L’autoroute et la liaison ferroviaire Casa – El Jadida, étaient toujours considérées par les Jdidis, comme un handicap majeur qui freine le développement de la région des Doukkala.
Deux dossiers qui ont aussi représenté un réel cheval de bataille pour M. Fassi Fehri, précédent gouverneur de la province d’El Jadida. Il aura fallu un véritable parcours de “militant” dans le domaine pour redonner vie au projet de l’autoroute, qui est actuellement en phase très avancée, tout en convainquant les dirigeants de l’ONCF de procéder à la réouverture de la gare ferroviaire d’El Jadida, celle-ci ayant été désactivée depuis 1996, par manque de rentabilité.

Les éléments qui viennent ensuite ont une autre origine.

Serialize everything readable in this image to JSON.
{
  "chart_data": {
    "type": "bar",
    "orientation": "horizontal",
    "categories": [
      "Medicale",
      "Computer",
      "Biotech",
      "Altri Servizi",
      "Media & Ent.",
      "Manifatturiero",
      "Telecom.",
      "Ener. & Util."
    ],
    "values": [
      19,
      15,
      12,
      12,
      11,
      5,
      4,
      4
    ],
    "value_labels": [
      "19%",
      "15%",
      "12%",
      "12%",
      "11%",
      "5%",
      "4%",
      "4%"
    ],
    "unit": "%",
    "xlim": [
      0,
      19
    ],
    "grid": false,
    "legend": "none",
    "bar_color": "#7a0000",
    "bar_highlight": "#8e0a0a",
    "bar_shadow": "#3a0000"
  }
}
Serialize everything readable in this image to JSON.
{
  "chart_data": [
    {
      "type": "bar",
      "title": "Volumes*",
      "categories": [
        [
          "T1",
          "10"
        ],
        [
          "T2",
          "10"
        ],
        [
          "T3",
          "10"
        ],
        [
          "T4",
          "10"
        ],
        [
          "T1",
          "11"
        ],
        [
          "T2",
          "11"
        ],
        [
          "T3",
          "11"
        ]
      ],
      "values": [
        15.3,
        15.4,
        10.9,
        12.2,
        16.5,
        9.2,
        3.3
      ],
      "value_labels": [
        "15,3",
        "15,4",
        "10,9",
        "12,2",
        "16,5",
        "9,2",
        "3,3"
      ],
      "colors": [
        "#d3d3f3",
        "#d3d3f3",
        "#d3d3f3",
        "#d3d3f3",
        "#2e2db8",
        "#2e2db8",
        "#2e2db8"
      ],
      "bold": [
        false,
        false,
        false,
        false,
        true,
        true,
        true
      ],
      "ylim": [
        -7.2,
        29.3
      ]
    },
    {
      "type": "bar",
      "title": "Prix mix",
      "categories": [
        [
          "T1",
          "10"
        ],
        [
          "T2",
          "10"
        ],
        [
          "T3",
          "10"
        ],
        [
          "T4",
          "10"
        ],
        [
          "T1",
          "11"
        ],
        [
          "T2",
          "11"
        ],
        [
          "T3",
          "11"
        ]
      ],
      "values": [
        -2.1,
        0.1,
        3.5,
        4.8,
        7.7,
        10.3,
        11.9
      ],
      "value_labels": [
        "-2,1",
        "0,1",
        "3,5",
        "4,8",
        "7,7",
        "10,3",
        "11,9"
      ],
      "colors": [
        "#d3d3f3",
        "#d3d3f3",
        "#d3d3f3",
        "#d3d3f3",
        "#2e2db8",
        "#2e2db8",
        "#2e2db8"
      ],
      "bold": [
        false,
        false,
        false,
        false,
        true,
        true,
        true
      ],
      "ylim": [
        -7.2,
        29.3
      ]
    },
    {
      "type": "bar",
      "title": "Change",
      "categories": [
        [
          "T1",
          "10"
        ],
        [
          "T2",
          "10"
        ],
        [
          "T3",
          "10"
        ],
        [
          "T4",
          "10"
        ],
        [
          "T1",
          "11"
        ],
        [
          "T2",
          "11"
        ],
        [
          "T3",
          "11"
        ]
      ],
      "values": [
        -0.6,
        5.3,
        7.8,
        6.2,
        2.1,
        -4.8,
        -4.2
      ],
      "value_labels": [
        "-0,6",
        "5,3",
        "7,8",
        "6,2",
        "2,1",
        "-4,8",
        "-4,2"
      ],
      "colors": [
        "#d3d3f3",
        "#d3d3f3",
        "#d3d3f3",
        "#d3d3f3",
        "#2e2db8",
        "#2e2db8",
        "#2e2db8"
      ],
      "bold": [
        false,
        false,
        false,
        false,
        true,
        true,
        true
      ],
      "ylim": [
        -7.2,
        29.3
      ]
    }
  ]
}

Ainsi, après cinq années de “sevrage”, El Jadida a eu droit à ses trains, en octobre 2001, sous engagement de la municipalité d’assurer la fluidité du transport entre le centre ville et la gare ferroviaire située à la périphérie d’El Jadida. La balle était donc dans le camp du conseil de la ville qui devait procéder à de nouvelles lignes de transport urbain ainsi qu’à leur renforcement tout au long de l’avenue “O”, aménagée expressément à cette occasion, par décision provinciale et grâce au budget de la région.

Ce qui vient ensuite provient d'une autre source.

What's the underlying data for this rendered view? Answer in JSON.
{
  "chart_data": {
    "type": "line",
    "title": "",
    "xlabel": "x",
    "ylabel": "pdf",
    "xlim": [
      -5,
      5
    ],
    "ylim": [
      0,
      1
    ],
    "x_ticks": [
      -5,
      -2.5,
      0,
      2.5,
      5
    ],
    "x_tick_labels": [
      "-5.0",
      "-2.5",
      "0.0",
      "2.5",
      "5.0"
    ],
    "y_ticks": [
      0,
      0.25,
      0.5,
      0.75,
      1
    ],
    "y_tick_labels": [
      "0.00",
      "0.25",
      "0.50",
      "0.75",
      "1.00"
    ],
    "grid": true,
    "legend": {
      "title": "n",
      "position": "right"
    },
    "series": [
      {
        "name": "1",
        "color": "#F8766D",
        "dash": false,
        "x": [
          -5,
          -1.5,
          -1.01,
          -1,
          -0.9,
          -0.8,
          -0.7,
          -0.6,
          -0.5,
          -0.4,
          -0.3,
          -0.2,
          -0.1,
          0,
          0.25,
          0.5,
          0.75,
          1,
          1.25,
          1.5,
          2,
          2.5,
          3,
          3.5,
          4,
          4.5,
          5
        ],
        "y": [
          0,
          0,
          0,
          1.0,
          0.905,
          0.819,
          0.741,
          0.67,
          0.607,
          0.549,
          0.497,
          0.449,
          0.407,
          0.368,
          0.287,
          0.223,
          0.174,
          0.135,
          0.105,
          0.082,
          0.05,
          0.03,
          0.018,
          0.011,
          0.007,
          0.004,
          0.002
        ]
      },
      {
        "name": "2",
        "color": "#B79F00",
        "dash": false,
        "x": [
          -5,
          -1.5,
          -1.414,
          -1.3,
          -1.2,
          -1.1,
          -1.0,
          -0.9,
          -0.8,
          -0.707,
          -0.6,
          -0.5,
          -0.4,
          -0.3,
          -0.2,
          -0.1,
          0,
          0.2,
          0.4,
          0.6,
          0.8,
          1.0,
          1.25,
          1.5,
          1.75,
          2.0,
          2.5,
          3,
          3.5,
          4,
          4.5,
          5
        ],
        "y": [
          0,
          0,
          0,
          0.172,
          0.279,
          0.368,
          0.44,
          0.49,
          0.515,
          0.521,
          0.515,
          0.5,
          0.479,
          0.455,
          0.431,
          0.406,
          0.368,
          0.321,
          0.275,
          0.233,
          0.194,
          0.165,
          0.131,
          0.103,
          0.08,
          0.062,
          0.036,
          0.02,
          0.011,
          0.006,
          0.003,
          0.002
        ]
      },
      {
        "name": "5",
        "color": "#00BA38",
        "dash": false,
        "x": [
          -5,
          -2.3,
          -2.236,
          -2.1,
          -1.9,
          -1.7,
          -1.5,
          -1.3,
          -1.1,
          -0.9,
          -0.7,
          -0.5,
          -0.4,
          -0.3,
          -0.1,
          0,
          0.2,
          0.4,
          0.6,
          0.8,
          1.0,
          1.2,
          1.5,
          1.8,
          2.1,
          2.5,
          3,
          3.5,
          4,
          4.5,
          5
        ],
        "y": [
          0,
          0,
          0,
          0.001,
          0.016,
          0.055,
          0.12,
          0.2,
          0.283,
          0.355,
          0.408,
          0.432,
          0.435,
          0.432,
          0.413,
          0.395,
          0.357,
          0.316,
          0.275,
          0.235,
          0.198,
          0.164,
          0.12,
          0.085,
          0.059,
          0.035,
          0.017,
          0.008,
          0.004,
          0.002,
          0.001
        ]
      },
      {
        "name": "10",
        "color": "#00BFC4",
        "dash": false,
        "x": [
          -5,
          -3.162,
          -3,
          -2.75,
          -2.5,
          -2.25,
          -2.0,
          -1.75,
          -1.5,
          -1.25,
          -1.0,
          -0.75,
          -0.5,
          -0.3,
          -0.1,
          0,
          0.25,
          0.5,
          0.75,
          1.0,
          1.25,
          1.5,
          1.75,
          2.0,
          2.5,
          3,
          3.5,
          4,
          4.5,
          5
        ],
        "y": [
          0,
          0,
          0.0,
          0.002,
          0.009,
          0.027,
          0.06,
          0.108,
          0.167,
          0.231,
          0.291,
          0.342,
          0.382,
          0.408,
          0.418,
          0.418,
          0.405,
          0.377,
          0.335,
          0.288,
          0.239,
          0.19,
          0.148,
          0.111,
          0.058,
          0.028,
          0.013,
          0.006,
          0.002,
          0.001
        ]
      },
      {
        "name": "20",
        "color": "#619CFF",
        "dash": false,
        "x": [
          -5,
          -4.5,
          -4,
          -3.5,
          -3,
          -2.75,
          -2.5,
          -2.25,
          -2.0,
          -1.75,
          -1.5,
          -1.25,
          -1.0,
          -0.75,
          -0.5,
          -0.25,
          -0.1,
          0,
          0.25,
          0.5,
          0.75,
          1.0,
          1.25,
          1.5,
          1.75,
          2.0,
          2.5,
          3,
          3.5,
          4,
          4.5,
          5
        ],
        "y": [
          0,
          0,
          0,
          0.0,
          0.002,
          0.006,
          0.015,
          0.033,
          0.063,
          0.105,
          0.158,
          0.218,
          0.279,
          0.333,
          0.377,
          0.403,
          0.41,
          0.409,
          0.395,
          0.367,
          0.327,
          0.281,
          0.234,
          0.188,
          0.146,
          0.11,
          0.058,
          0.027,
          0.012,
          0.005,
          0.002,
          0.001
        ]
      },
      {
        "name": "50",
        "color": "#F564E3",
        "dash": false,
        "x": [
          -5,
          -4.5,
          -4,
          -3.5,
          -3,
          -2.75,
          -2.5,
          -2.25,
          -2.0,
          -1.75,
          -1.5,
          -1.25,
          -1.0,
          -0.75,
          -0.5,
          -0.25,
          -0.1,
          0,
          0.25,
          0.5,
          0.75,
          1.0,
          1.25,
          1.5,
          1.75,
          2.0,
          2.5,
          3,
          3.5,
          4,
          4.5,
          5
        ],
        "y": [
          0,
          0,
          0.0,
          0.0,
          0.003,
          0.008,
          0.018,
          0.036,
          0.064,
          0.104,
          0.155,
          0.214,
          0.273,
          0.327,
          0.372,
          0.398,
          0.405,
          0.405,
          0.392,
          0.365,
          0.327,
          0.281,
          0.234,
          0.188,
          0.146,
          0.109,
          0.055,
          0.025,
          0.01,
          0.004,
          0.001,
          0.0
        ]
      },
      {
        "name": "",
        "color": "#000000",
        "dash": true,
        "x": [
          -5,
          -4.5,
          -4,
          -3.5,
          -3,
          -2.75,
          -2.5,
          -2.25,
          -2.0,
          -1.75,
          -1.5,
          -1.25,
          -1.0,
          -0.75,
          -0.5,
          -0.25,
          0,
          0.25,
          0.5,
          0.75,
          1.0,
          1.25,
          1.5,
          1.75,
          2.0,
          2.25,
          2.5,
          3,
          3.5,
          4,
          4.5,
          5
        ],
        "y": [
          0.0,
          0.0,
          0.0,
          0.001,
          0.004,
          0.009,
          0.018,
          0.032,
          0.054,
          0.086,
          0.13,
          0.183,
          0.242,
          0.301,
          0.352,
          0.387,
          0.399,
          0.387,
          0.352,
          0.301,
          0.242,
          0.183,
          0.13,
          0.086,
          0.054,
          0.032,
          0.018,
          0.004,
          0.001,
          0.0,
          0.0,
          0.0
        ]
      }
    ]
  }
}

Face à cette nouvelle euphorie, l’ONCF a fait preuve de plus de disponibilité en renforçant ses lignes qui sont passées de 2 à 5 trains, répondant parfaitement aux aspirations des usagers.
Paradoxalement, la gare d’El Jadida fait aujourd’hui grise mine, ce qui n’est pas rassurant pour les responsables locaux de l’ONCF “On craint vraiment un retour à la case de départ, non que le service que nous offrons soit mal apprécié. Si nous accusons aujourd’hui un énorme déficit en matière de voyageurs, c’est surtout à cause de la liaison entre la gare et le centre ville. Il n’y a ni régularité ni ponctualité et encore moins de satisfaction dans le service censé assurer les bus affectés à cette tâche”.

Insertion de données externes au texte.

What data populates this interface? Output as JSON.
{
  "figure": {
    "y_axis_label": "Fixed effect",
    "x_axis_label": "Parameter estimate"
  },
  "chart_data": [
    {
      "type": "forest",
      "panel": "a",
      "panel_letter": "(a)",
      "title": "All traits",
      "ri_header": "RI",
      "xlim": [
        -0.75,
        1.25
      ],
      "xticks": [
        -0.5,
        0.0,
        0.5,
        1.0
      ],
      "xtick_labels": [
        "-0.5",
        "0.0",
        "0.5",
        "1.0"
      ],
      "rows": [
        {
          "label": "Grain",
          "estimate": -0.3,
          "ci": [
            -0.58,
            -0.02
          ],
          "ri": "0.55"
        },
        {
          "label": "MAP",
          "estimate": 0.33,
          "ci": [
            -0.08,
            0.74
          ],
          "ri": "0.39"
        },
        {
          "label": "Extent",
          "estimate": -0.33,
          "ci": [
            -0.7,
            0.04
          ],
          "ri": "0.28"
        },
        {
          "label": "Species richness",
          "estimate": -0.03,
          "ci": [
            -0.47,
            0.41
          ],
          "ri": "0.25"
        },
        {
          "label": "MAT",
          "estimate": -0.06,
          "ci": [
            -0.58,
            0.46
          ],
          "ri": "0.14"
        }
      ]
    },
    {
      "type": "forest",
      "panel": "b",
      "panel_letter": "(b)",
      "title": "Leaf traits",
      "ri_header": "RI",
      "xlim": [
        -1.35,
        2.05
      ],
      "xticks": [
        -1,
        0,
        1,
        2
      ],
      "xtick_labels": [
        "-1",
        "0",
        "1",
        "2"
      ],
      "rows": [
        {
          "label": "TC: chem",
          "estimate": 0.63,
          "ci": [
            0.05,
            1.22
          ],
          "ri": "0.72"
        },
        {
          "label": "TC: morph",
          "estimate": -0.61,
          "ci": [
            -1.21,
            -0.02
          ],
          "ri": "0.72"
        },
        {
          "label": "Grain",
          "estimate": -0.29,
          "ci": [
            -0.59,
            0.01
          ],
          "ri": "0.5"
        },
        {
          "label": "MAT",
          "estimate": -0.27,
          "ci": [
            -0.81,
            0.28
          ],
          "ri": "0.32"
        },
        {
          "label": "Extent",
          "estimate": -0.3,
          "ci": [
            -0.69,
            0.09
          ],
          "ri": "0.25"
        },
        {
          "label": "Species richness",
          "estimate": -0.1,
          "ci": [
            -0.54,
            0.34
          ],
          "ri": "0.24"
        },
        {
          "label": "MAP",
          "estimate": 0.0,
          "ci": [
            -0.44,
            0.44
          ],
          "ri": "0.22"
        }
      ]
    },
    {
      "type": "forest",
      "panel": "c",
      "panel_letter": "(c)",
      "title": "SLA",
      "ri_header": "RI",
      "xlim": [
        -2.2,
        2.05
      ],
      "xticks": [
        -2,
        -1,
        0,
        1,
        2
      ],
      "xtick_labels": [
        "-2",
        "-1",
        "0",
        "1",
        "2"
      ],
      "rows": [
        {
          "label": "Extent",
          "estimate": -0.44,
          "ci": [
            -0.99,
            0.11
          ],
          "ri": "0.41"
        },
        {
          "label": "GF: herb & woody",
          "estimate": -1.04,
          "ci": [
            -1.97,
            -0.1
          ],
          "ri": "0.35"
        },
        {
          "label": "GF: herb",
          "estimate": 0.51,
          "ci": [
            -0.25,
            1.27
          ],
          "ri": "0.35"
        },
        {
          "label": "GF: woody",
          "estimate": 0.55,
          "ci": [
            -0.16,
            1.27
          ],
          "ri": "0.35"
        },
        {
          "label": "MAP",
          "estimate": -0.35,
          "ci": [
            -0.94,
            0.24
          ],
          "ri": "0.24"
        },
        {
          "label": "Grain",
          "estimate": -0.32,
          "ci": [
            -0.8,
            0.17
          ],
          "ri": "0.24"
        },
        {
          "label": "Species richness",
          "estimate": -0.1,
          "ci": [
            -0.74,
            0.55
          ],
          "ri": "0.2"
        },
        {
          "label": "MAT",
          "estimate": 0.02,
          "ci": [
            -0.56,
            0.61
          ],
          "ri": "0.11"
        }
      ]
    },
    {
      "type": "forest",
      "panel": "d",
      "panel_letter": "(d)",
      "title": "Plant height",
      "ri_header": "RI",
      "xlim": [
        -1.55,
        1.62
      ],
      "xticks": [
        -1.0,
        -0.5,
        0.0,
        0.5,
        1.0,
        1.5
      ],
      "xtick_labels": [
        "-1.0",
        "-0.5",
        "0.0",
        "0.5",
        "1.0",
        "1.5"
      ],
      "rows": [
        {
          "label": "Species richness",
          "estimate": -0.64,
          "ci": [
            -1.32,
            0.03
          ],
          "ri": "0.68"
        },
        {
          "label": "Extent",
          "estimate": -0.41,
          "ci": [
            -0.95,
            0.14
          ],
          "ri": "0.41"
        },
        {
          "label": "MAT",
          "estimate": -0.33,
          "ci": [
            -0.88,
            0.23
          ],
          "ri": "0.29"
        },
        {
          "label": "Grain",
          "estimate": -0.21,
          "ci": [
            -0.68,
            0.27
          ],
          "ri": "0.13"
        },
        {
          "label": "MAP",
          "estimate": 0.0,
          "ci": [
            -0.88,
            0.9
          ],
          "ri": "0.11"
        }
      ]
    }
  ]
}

En effet, peu de voyageurs se risquent aujourd’hui à emprunter la voie des rails à cause du transport urbain. Si d’un côté les bus affectés à ce service ne respectent ni horaires ni circuits, de leurs côtés les petits taxis affichent des prix exorbitants, bien loin d’encourager les derniers fidèles des rails d’El Jadida.
Côté municipalité, le problème est beaucoup plus compliqué et reste tributaire d’une refonte totale de tout le système des transports urbains. “C’est tout le transport urbain qui ne marche plus”, nous souligne Fayçal Kadiri, président du conseil municipal, et d’ajouter : “Nous allons bientôt réorganiser ce service qui nécessite un strict respect du cahier de charges mais demande aussi l’ouverture de l’espace des transports urbains à plus de concurrence”.
Mais en attendant ces vœux pieux, El Jadida peut-elle se risquer à perdre ce nouvel acquis, récupéré par la ferme volonté des uns et la prédisposition des autres?
En tout cas, la vingtaine de voyageurs qui restent fidèles à ce mode de transport sont loin de donner bonne mine à la gare ferroviaire d’ El Jadida qui manque lamentablement d’activités.
Côté citoyens, cette notion de train n’est pas encore bien intégrée dans les mœurs et les responsables ne font rien pour vulgariser ce mode de transport. “Comment voulez-vous qu’on s’habitue au train alors qu’il est à l’autre bout du monde et qu’il faut payer le taxi à 15 dh pour ce privilège”, nous confie-t-on, chaque fois que la question de la gare ferroviaire est posée. Pour d’autres, ce sont les responsables de l’ONCF qui n’ont pas su rentabiliser leur produit. “L’ONCF aurait dû ouvrir des bureaux dans le centre-ville et s’assurer ainsi que les bus sont disponibles pour les clients ayant pris leur ticket”.
Revendications que nous partageons, puisque ce serait là le meilleur moyen d’être auprès des citoyens, tout en redonnant confiance aux nombreux Jdidis qui ne demandent qu’à faire le baptême du train, mais dans de meilleures conditions.